STRENGTHS AND LIMITATIONS
Delphi turns scattered expert judgment into a documented process. It’s relatively cheap, scales geographically, and produces an audit trail of how consensus was reached.
It also embeds whatever biases the expert panel brings. A panel that’s, say, 80% high-income-country researchers will produce a consensus that reflects high-income-country priorities, no matter how rigorous the process. Convergence isn’t the same as correctness. A Delphi can converge on a wrong answer if every expert shares the same blind spot. And the choice of who counts as an expert is itself a judgment call that shapes the result. Report panel composition and recruitment logic with the same transparency you’d give a study’s eligibility criteria.
14.8 Closing Reflection
Three themes run across these designs. First, rigor and feasibility aren’t opponents. N-of-1 designs provide causal evidence from a single patient. Synthetic controls construct counterfactuals from data when no comparison group exists. Delphi studies build consensus when evidence runs out. Each arose from a practical constraint that the standard toolkit couldn’t handle.

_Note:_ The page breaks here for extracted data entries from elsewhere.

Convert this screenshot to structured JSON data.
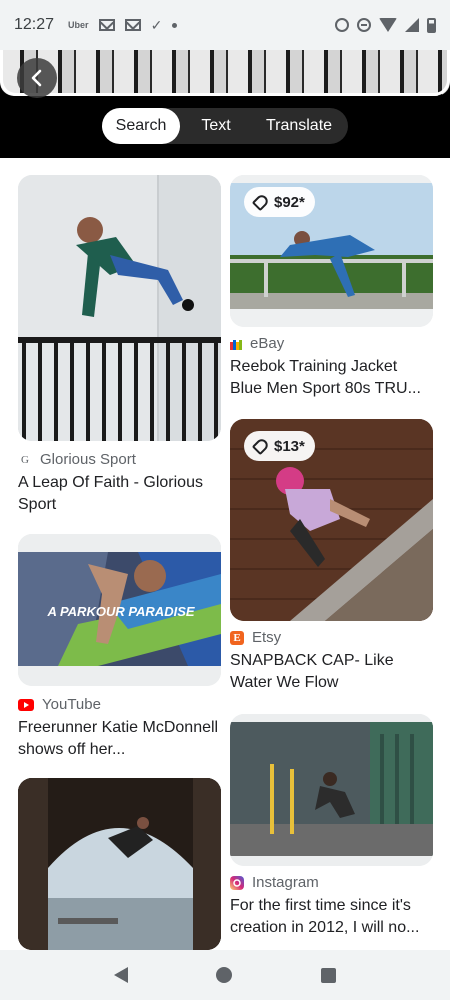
{
  "status_bar": {
    "time": "12:27",
    "uber_label": "Uber",
    "check_glyph": "✓",
    "icons_left": [
      "uber-icon",
      "gmail-icon",
      "gmail-icon",
      "task-check-icon",
      "dot-icon"
    ],
    "icons_right": [
      "alarm-icon",
      "do-not-disturb-icon",
      "wifi-icon",
      "signal-icon",
      "battery-icon"
    ]
  },
  "header": {
    "back_icon": "chevron-left-icon",
    "modes": [
      {
        "label": "Search",
        "active": true
      },
      {
        "label": "Text",
        "active": false
      },
      {
        "label": "Translate",
        "active": false
      }
    ]
  },
  "results": {
    "left": [
      {
        "source": "Glorious Sport",
        "source_icon": "G",
        "title": "A Leap Of Faith - Glorious Sport"
      },
      {
        "source": "YouTube",
        "source_icon": "youtube-icon",
        "overlay_text": "A PARKOUR PARADISE",
        "title": "Freerunner Katie McDonnell shows off her..."
      },
      {
        "source": "",
        "title": ""
      }
    ],
    "right": [
      {
        "price": "$92*",
        "source": "eBay",
        "source_icon": "ebay-icon",
        "title": "Reebok Training Jacket Blue Men Sport 80s TRU..."
      },
      {
        "price": "$13*",
        "source": "Etsy",
        "source_icon": "E",
        "title": "SNAPBACK CAP- Like Water We Flow"
      },
      {
        "source": "Instagram",
        "source_icon": "instagram-icon",
        "title": "For the first time since it's creation in 2012, I will no..."
      }
    ]
  },
  "nav_bar": {
    "buttons": [
      "back-icon",
      "home-icon",
      "recents-icon"
    ]
  },
  "colors": {
    "background": "#ffffff",
    "header": "#000000",
    "pill": "#2b2b2b",
    "youtube": "#ff0000",
    "etsy": "#f1641e",
    "text_secondary": "#5f6368"
  }
}
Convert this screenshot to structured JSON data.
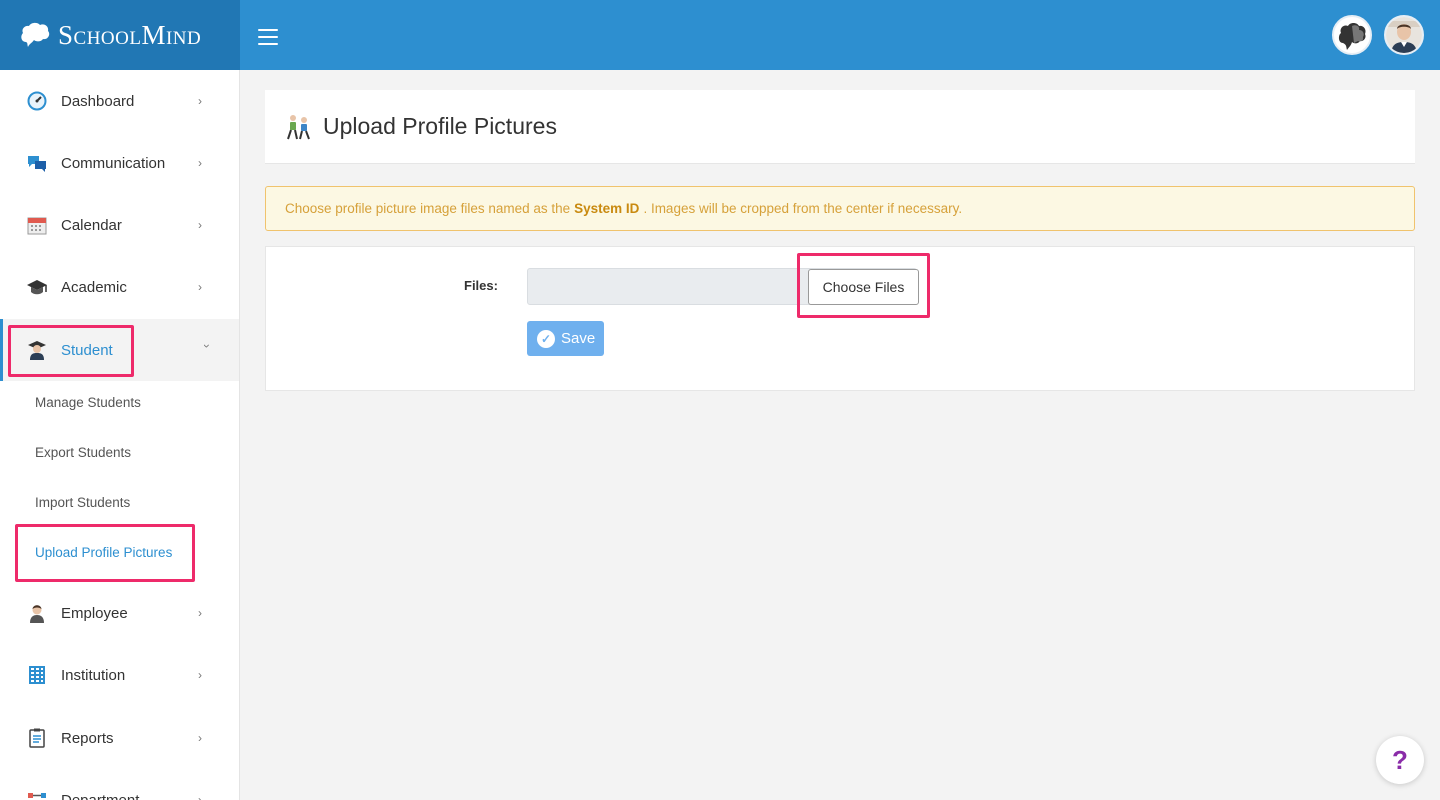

Second, accuracy or efficacy alone doesn’t deliver impact. A test with excellent sensitivity and specificity is wasted if cartridges expire before reaching patients, or if positive results don’t reach a clinician who acts on them. Economic evaluations that ignore delivery costs, and diagnostic studies that stop at sensitivity and specificity, share the same blind spot.
Third, these designs don’t exist in isolation. Modeling studies require observational data to parameterize equations. Synthetic controls borrow logic from time-series and matching methods. Delphi processes often feed into priority-setting for designs of every kind. The best research often combines approaches, using each design’s strengths to compensate for another’s limitations.
Most researchers become expert in one or two while maintaining enough working knowledge of the others to collaborate effectively or evaluate published work. The goal is recognizing when a question calls for a specialized tool—and knowing enough to reach for it or call in someone who can.